Tanya Verstak: How did Biocom get started?
San Diego became the third largest biotech cluster in the world; so all of a sudden a little navy town and retirement area became a blockbuster life science hub. We are competing with Boston and San Francisco and remain one of the tops in the world.
San Diego and Southern California have droughts all the time, and at the time biotech was emerging in the city, we were in the middle of a huge drought so they created a new law to ration water for not only just the consumers, but big industry. What they decided was to shut off water 50% of day and alternate for companies…if you work in a biotech or life science company, you need to have non-stop water; that’s suicide, you do that and we die.
A bunch of my clients at Mentus, including the leader of the pack which was the person who was CEO of Hybritech called me and said this is a disaster, we need to go to city council and talk to the mayor to refute the bill. We showed up; there were about 30 CEOs and we said “Hey, if you do this, you realize that you are going to kill 15-20,000 jobs” and they had no idea; the city council had absolutely no idea what they were doing.
They thanked us for telling them and said they will stop, and so we were all happy and went away. All of us looked at each other and thought, “boy that was easy.” We didn’t know our own power, we didn’t know that we had influence and we decided we are going to create an organization and so if other things came up, we could speak with our voice.
Ultimately, Biocom started in 1991, and by 1993 we were a full-fledged biotechnology group. We had our first statewide conference and got very successful little by little.
Now 25 years later we are the largest such regional group in the world, which is fantastic because we started dealing with political issues and were very successful in that. Now we have workforce training and help companies get funded; we have networking, a full-time staff, and about 70 board members.
I worked with about a dozen people that helped put Biocom together and I remained on the board through that time. Part of the reason I was asked to serve on ACRP was because of what happened there and my role working for marketing is valuable for the organizations I serve. As a board member for Biocom, it is about communicating, speaking to our constituency, the stakeholders, and the public alike.
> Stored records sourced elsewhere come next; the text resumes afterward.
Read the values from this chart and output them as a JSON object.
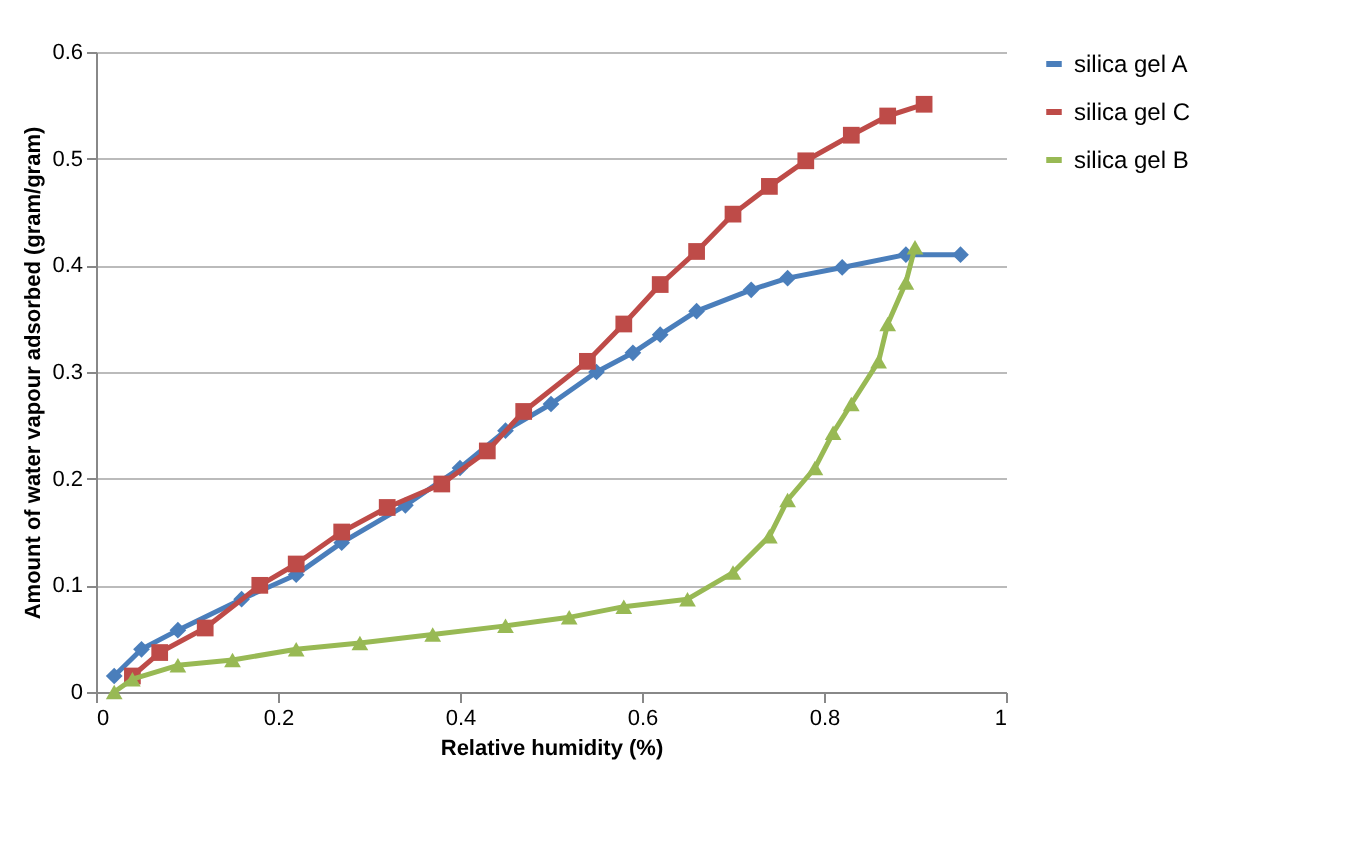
{
  "chart_data": {
    "type": "line",
    "xlabel": "Relative humidity (%)",
    "ylabel": "Amount of water vapour adsorbed (gram/gram)",
    "xlim": [
      0,
      1
    ],
    "xticks": [
      0,
      0.2,
      0.4,
      0.6,
      0.8,
      1
    ],
    "ylim": [
      0,
      0.6
    ],
    "yticks": [
      0,
      0.1,
      0.2,
      0.3,
      0.4,
      0.5,
      0.6
    ],
    "grid": "y",
    "legend": "right",
    "series": [
      {
        "name": "silica gel A",
        "color": "#4a7ebb",
        "marker": "diamond",
        "x": [
          0.02,
          0.05,
          0.09,
          0.16,
          0.22,
          0.27,
          0.34,
          0.4,
          0.45,
          0.5,
          0.55,
          0.59,
          0.62,
          0.66,
          0.72,
          0.76,
          0.82,
          0.89,
          0.95
        ],
        "values": [
          0.015,
          0.04,
          0.058,
          0.087,
          0.11,
          0.14,
          0.175,
          0.21,
          0.245,
          0.27,
          0.3,
          0.318,
          0.335,
          0.357,
          0.377,
          0.388,
          0.398,
          0.41,
          0.41
        ]
      },
      {
        "name": "silica gel C",
        "color": "#be4b48",
        "marker": "square",
        "x": [
          0.04,
          0.07,
          0.12,
          0.18,
          0.22,
          0.27,
          0.32,
          0.38,
          0.43,
          0.47,
          0.54,
          0.58,
          0.62,
          0.66,
          0.7,
          0.74,
          0.78,
          0.83,
          0.87,
          0.91
        ],
        "values": [
          0.015,
          0.037,
          0.06,
          0.1,
          0.12,
          0.15,
          0.173,
          0.195,
          0.226,
          0.263,
          0.31,
          0.345,
          0.382,
          0.413,
          0.448,
          0.474,
          0.498,
          0.522,
          0.54,
          0.551
        ]
      },
      {
        "name": "silica gel B",
        "color": "#98b954",
        "marker": "triangle",
        "x": [
          0.02,
          0.04,
          0.09,
          0.15,
          0.22,
          0.29,
          0.37,
          0.45,
          0.52,
          0.58,
          0.65,
          0.7,
          0.74,
          0.76,
          0.79,
          0.81,
          0.83,
          0.86,
          0.87,
          0.89,
          0.9
        ],
        "values": [
          0,
          0.012,
          0.025,
          0.03,
          0.04,
          0.046,
          0.054,
          0.062,
          0.07,
          0.08,
          0.087,
          0.112,
          0.146,
          0.18,
          0.21,
          0.243,
          0.27,
          0.31,
          0.345,
          0.384,
          0.417
        ]
      }
    ]
  }
}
Tanya Verstak: 25 years is not a long time considering all that you have accomplished!
Guy Iannuzzi: It really is not that long, and I have had privilege of speaking around the world because this came out of nowhere and so a lot of other cities have noticed and would like to have that happen there. The average life science wage is $80-120,000 so what city would not want a workforce with all these people making that kind of money? Now wait, each one of those jobs has about six ancillary jobs to support them and so with 30,000 life science jobs, you actually represent 200,000 on a very high income level. You have lawyers that support that, educators to support that, so all of a sudden it rejuvenates the city.
So I have been asked to speak everywhere because I was here from the beginning. It is nothing but good luck, being here with the right people and watching it come from nowhere. Everyone wants to know the secret sauce, which is a confluence of many things that you need: you need research facilities, education/academic facilities so you have the workforce out of that space. You need the funding opportunities, you need investments from the bank people and adventure people, those two to raise money. You have to have a range of things, a city organization that supports you, does the permitting and helps you.